Queer Studies Symposium Assignment and Alternatives

Hi everyone,

Tomorrow is the Queer Studies Symposium! I am very excited; this is one of my favorite annual events on campus, with fascinating research presentations to attend and interesting scholars to meet and learn from. Instead of our Wednesday class, I am asking you to attend a panel presentation, the plenary discussion, or keynote speech.  You can find the schedule below and figure out what is most interesting, and when you would be able to attend.  (I will be presenting my own research at 9:30 am in 3134 Tawes Hall, on a panel called “Familial Speculations: New Norms and Alternative Narratives of Parenting, Childhood, and Youth” Please sign in on the “Jessica Vooris’ LGBT 200” sign-in sheet at the registration table (in the main lobby of Tawes) and also submit a short paragraph as a comment on this post about which panel you went to (a couple sentences about what the panel was about, a sentence or two about the paper (or part of a speech) that was most interesting, and a sentence or two about what you thought of said panel/paper/speech overall).  Basically I just want a bit of commentary that shows that you were there, and that you were paying attention.  Note that this is an academic conference, and some of the papers may be more theoretical than others.  Queer Theory can be confusing–on a basic level it is about breaking down normative assumptions that we have about how gender, sexuality are constructed in society–and queer theorists often argue that identities are historical, contextual, and ever-changing.  It is okay if you leave with more questions than answers– and you can include these questions in your paragraph as your commentary if you would like.

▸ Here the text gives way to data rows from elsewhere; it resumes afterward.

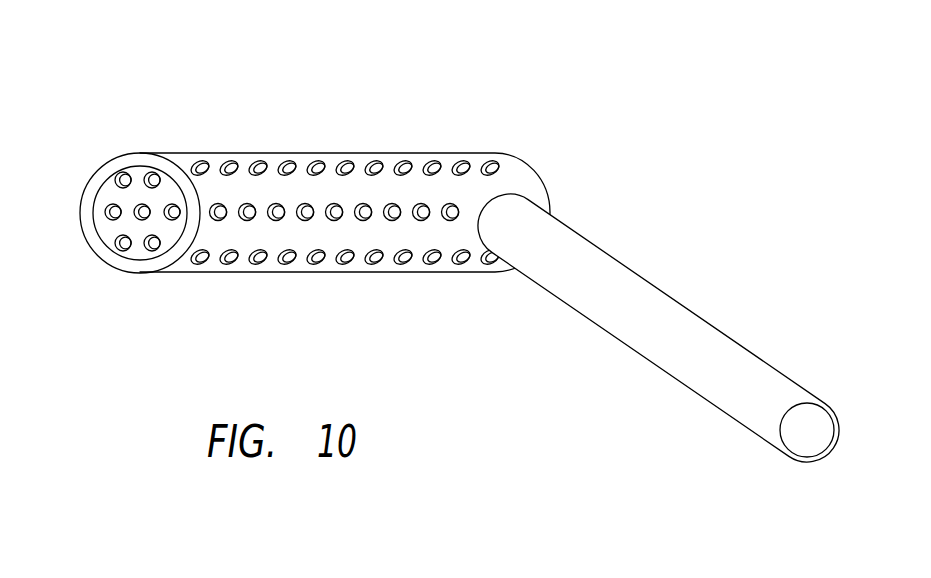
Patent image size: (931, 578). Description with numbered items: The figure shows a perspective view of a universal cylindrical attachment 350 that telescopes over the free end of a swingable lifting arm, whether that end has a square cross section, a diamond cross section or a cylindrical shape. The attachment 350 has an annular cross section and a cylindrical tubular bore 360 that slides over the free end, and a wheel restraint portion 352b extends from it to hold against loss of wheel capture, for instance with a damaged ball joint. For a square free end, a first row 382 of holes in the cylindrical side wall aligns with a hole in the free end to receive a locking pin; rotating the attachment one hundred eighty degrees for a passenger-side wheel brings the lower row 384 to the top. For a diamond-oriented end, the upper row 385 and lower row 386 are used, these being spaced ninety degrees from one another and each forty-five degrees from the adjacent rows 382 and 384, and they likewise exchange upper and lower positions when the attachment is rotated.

The attachment 350 is at (331, 137).
The first row of holes 382 is at (490, 160).
The lower row of holes 386 is at (231, 265).
The cylindrical tubular bore 360 is at (107, 193).
The upper row of holes 385 is at (122, 183).
The lower row of holes 384 is at (151, 252).
The wheel restraint portion 352b is at (675, 300).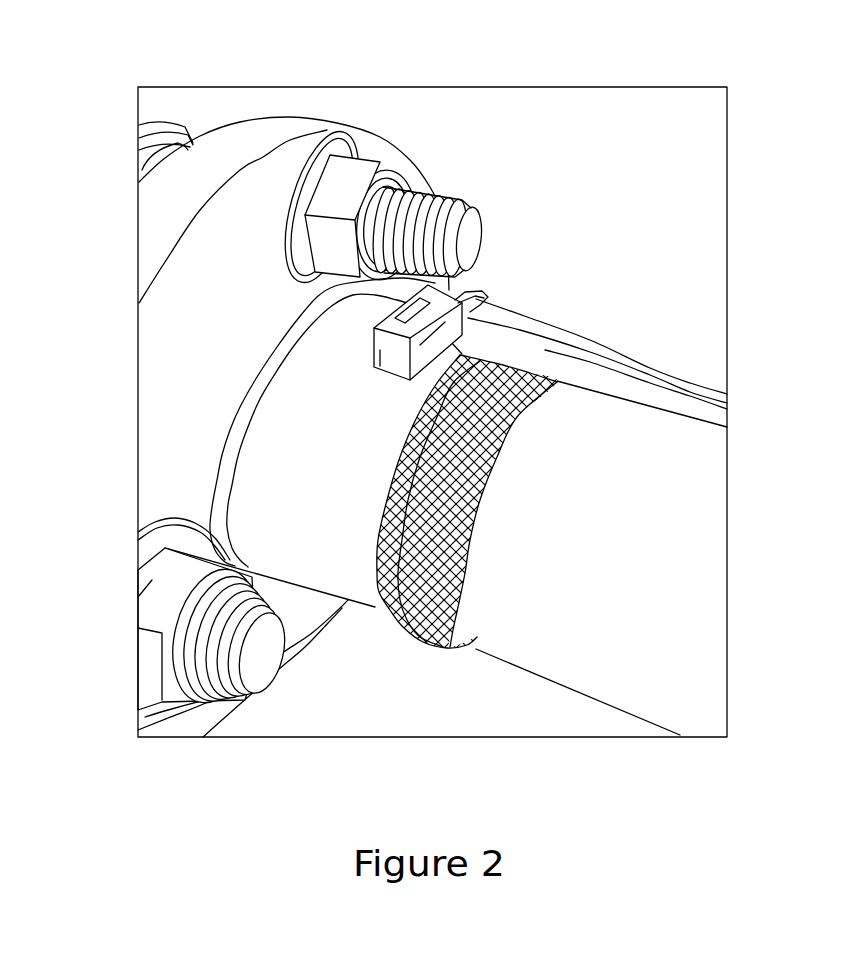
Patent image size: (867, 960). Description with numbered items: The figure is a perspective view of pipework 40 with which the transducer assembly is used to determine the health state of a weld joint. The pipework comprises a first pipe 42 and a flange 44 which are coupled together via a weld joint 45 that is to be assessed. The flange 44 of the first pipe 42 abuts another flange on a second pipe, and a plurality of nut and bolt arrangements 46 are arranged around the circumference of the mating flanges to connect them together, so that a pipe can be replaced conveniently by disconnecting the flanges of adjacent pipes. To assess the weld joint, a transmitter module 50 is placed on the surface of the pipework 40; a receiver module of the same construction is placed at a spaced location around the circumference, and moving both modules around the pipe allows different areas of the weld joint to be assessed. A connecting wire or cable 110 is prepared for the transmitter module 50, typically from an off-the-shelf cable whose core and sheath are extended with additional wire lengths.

The pipework 40 is at (583, 271).
The first pipe 42 is at (624, 518).
The flange 44 is at (307, 427).
The weld joint 45 is at (450, 577).
The nut and bolt arrangements 46 is at (337, 186).
The transmitter module 50 is at (512, 283).
The connecting wire or cable 110 is at (592, 338).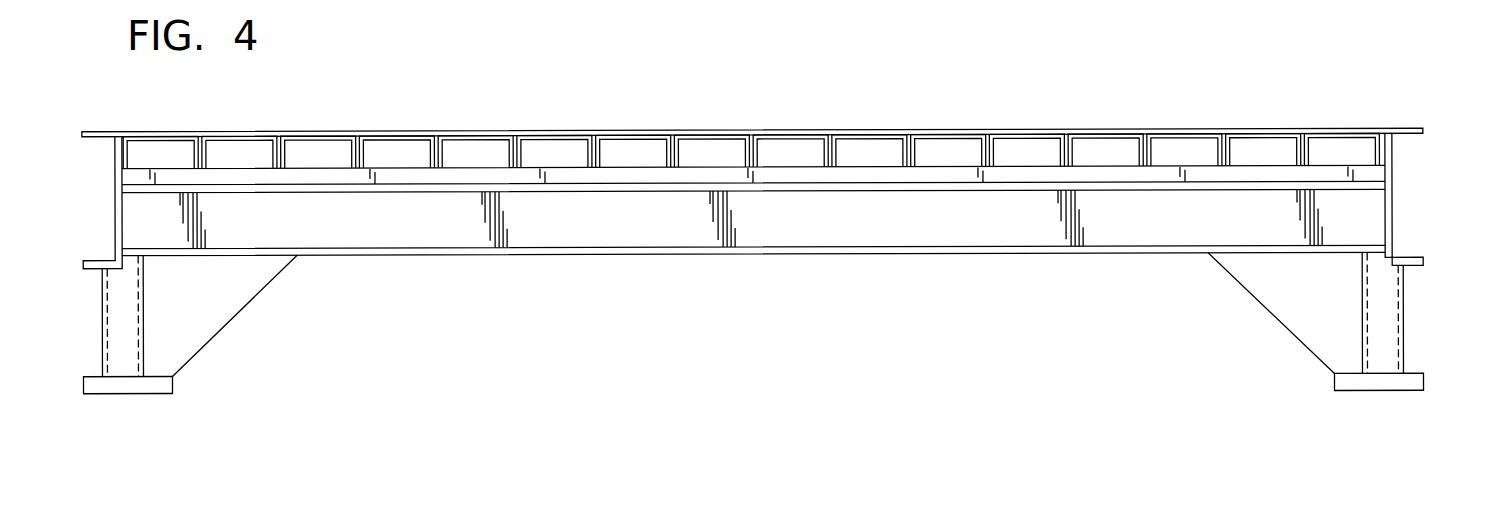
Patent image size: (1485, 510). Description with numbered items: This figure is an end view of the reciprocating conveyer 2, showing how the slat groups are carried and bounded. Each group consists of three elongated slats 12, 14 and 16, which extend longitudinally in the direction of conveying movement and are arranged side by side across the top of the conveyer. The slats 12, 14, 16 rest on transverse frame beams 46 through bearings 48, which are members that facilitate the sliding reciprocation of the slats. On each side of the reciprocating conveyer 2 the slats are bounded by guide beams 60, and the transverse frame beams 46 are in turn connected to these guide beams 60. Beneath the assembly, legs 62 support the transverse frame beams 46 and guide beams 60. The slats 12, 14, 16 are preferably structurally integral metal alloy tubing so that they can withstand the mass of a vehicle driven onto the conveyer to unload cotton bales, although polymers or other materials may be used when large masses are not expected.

The reciprocating conveyer 2 is at (856, 90).
The slat 12 is at (155, 132).
The slat 14 is at (240, 132).
The slat 16 is at (330, 132).
The transverse frame beam 46 is at (838, 238).
The bearing 48 is at (900, 173).
The guide beam 60 is at (103, 131).
The leg 62 is at (130, 313).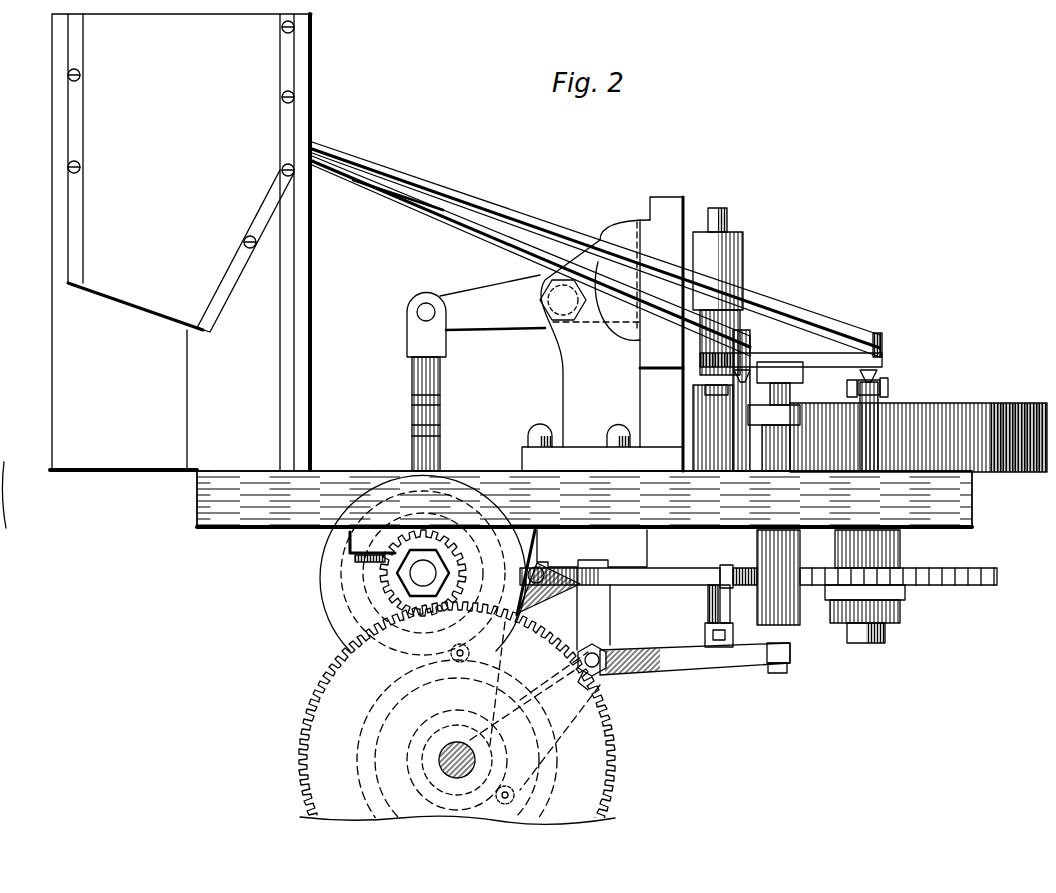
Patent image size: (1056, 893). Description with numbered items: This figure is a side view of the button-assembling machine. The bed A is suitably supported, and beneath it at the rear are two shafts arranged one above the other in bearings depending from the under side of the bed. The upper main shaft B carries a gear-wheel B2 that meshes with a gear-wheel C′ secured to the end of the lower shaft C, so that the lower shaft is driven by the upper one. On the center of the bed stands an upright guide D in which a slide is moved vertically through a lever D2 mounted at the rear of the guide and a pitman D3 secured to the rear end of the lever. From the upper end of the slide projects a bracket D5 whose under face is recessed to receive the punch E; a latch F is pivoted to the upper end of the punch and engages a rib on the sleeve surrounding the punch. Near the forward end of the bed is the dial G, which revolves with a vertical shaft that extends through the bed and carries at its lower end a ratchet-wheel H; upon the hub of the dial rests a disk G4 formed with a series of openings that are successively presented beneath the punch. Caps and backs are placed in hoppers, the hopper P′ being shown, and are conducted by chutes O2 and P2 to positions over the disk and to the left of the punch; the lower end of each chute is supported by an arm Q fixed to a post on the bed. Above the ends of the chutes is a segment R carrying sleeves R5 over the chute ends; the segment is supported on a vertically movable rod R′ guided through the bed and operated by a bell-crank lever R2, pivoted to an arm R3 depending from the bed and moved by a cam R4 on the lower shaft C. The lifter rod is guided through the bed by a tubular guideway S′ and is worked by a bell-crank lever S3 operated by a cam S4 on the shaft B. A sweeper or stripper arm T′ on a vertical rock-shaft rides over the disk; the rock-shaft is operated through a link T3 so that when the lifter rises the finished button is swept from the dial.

The hopper P′ is at (181, 270).
The chute P2 is at (495, 214).
The chute O2 is at (470, 232).
The punch E is at (772, 318).
The latch F is at (744, 332).
The lever D2 is at (496, 316).
The pitman D3 is at (412, 382).
The upright guide D is at (602, 334).
The bracket D5 is at (745, 262).
The segment R is at (803, 360).
The sleeves R5 is at (876, 375).
The arm Q is at (710, 386).
The sweeper or stripper arm T′ is at (700, 400).
The disk G4 is at (805, 408).
The dial G is at (918, 410).
The vertically-movable rod R′ is at (733, 430).
The bed A is at (584, 489).
The main shaft B is at (423, 573).
The gear-wheel B2 is at (400, 590).
The cam S4 is at (456, 645).
The gear-wheel C′ is at (457, 731).
The lower shaft C is at (440, 760).
The cam R4 is at (570, 770).
The arm R3 is at (596, 622).
The link T3 is at (642, 580).
The bell-crank lever S3 is at (675, 578).
The tubular guideway S′ is at (705, 612).
The bell-crank lever R2 is at (697, 668).
The ratchet-wheel H is at (948, 558).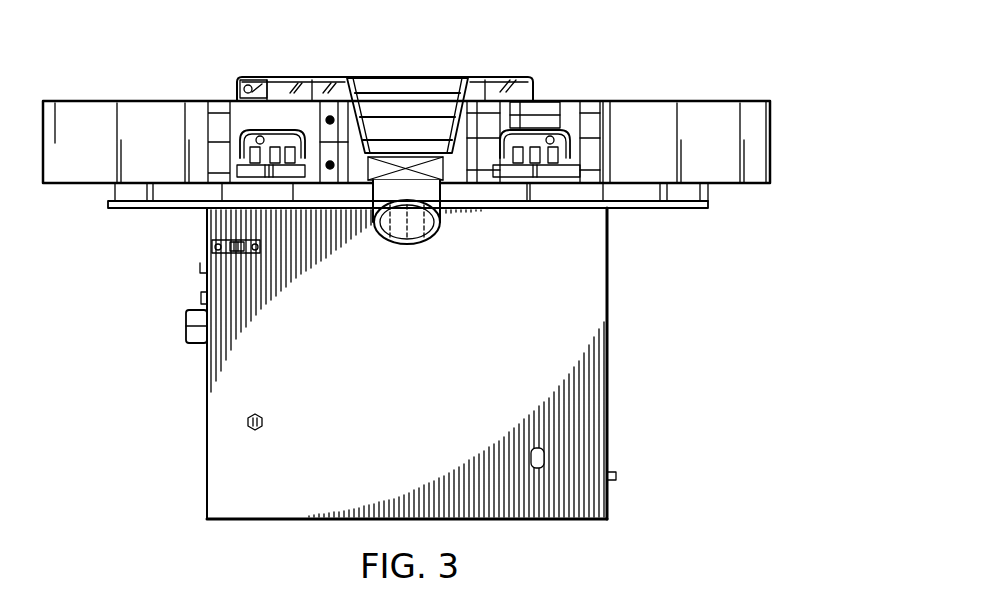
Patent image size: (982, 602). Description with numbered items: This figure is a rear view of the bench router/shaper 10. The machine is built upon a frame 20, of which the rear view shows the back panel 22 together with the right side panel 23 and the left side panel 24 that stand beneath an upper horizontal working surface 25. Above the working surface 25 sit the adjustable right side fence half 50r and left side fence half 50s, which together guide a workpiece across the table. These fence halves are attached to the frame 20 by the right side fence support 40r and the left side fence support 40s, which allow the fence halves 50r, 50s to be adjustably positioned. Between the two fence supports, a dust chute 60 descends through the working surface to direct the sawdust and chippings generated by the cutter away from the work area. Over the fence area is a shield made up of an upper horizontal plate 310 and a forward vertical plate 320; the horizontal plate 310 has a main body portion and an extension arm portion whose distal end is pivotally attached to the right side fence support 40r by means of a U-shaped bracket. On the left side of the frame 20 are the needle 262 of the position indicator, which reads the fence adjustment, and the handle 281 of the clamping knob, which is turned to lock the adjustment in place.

The router/shaper 10 is at (765, 60).
The frame 20 is at (595, 243).
The back panel 22 is at (547, 368).
The right side panel 23 is at (207, 450).
The left side panel 24 is at (607, 306).
The upper horizontal working surface 25 is at (108, 198).
The right side fence half 50r is at (88, 147).
The left side fence half 50s is at (710, 135).
The right side fence support 40r is at (257, 125).
The left side fence support 40s is at (548, 112).
The dust chute 60 is at (418, 103).
The upper horizontal plate 310 is at (327, 85).
The forward vertical plate 320 is at (515, 78).
The needle 262 is at (201, 297).
The handle 281 is at (186, 333).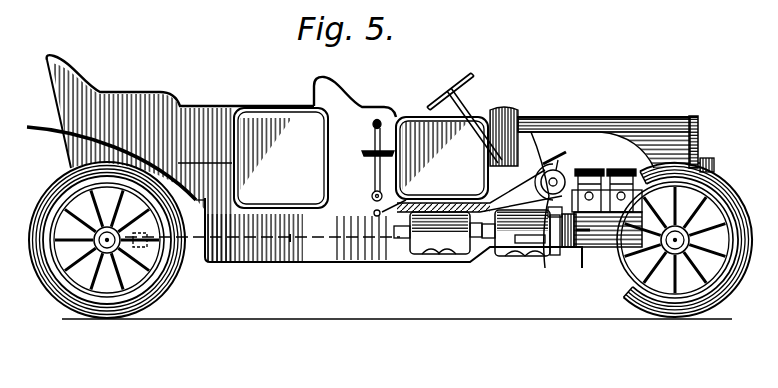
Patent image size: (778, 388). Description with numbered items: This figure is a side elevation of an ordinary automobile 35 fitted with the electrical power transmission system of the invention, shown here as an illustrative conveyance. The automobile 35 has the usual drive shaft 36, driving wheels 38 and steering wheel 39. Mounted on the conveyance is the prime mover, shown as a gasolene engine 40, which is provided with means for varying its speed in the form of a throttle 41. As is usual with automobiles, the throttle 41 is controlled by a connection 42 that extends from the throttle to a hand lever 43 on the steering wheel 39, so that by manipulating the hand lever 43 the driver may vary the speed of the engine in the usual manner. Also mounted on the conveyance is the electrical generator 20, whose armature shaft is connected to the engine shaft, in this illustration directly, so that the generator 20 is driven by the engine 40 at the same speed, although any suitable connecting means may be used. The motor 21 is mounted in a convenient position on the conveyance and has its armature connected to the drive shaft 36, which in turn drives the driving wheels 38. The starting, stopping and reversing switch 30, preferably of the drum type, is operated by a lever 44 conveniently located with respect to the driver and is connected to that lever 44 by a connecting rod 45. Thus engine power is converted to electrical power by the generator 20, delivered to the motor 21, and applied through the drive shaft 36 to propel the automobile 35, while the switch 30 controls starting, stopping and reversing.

The electrical generator 20 is at (553, 256).
The motor 21 is at (418, 252).
The starting, stopping and reversing switch 30 is at (563, 174).
The automobile 35 is at (290, 112).
The drive shaft 36 is at (293, 242).
The driving wheels 38 is at (144, 305).
The steering wheel 39 is at (475, 76).
The gasolene engine 40 is at (622, 172).
The throttle 41 is at (578, 248).
The connection 42 is at (533, 160).
The hand lever 43 is at (438, 100).
The lever 44 is at (372, 124).
The connecting rod 45 is at (410, 200).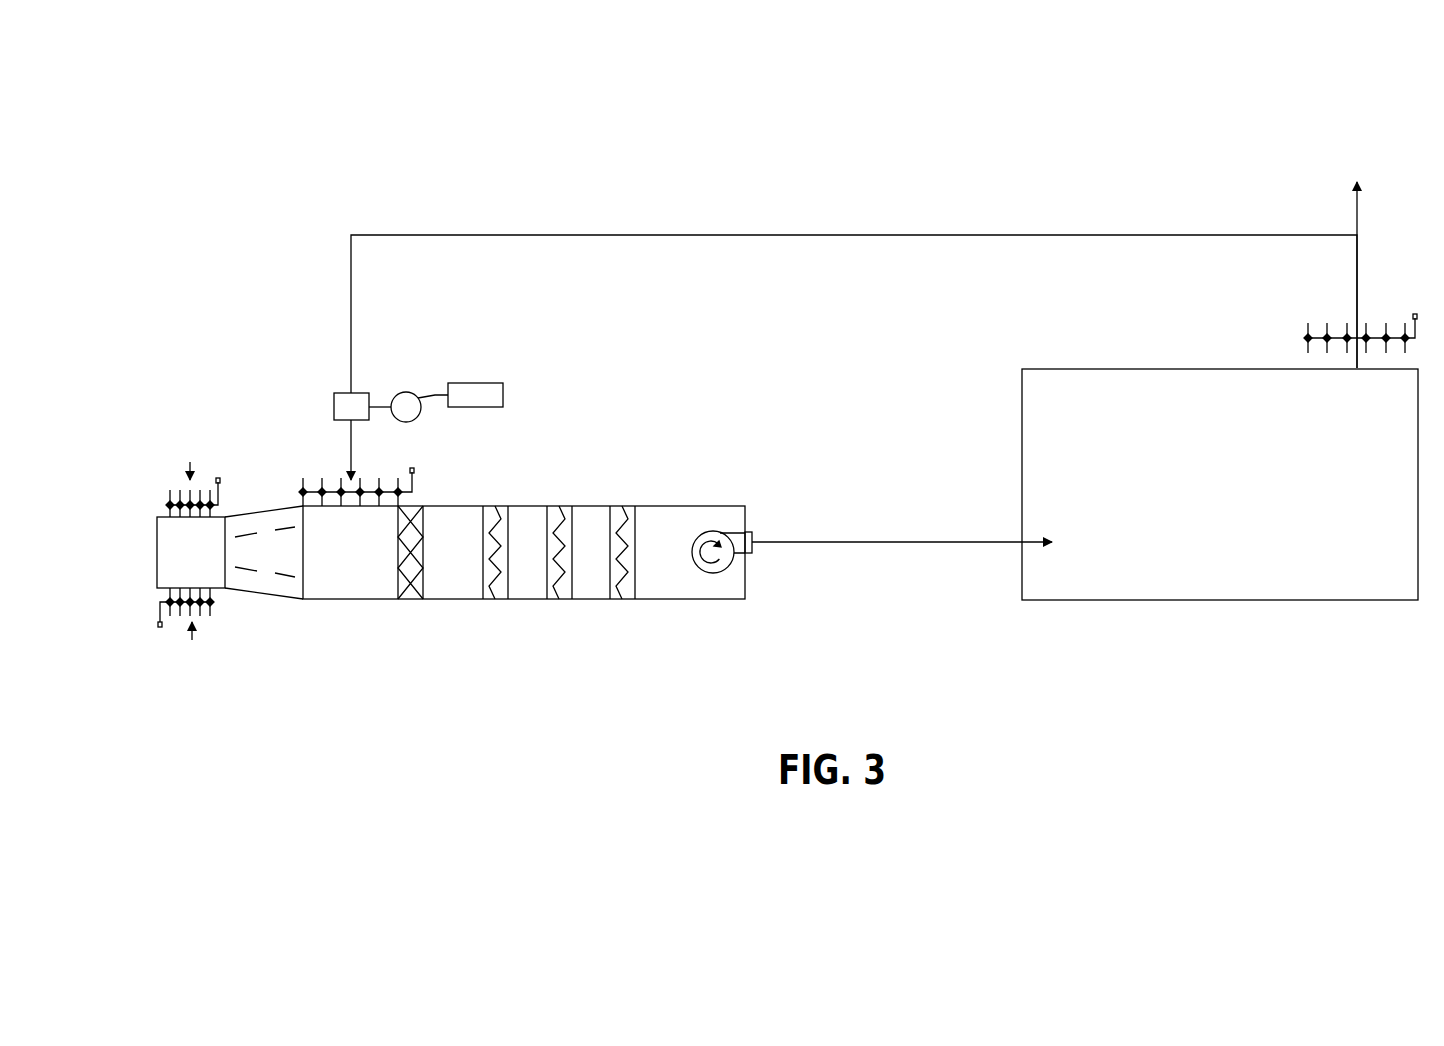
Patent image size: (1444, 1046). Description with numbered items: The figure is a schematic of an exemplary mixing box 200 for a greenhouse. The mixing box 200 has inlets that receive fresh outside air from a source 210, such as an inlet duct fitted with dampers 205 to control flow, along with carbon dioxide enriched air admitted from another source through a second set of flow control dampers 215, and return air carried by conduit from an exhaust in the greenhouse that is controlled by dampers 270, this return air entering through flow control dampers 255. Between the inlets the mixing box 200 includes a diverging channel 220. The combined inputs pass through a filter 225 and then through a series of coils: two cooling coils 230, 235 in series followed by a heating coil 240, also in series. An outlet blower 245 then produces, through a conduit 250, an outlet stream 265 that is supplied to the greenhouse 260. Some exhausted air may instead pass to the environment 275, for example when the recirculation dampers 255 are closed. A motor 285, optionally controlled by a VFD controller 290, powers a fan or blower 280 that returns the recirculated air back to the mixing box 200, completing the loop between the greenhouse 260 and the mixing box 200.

The mixing box 200 is at (525, 500).
The dampers 205 is at (168, 505).
The source 210 is at (220, 463).
The flow control dampers 215 is at (212, 601).
The diverging channel 220 is at (275, 598).
The filter 225 is at (413, 599).
The cooling coil 230 is at (497, 599).
The cooling coil 235 is at (560, 599).
The heating coil 240 is at (623, 599).
The outlet blower 245 is at (708, 599).
The conduit 250 is at (903, 545).
The flow control dampers 255 is at (303, 492).
The greenhouse 260 is at (1040, 424).
The outlet stream 265 is at (1085, 553).
The dampers 270 is at (1305, 340).
The environment 275 is at (1355, 207).
The fan or blower 280 is at (335, 393).
The motor 285 is at (410, 422).
The VFD controller 290 is at (478, 408).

Queer Studies Symposium Schedule 

Some of you have already told me that you can’t make the symposium this Friday, and that is partially my fault for not reminding you about this day way ahead of time! I have included the Pride Month Calendar below–if you can’t go to the Symposium, you can choose an event from there to attend instead and write about it.  (Please let me know via an ELMS message if you are doing this instead of the Symposium.)  I would highly recommend “The Queer Monologues” which is at 7 pm on April 19th in Hoff Theatre (I would recommend this to all of you–regardless of whether you are going for credit or not).  Also, on Monday, April 20th there is “Speaking of Books: A Conversation with Masha Gessen”  at 4:00pm – 5:30pm in the McKeldin Special Events Room 6137.  This also looks interesting: Queer Heroes of Colors: How Minority Leaders Shape the LGBTQ Rights Movement, Thu, April 23, 3:30pm – 5:00pm. Where MICA/LCSL Training Room.  You may also choose an alternative event from the calendar below.  Note that if you want to go to a Pride Alliance Weekly Discussion group (Women2Women, MIQ, Ace Space etc), you should check in with me about that ahead of time, as I would like to have a conversation about these groups and how to enter them respectfully, with awareness of your own identities (especially if you don’t identify as LGBTQA).  Also, if you choose this last option, please send me your paragraph through ELMS message center–don’t post it publicly.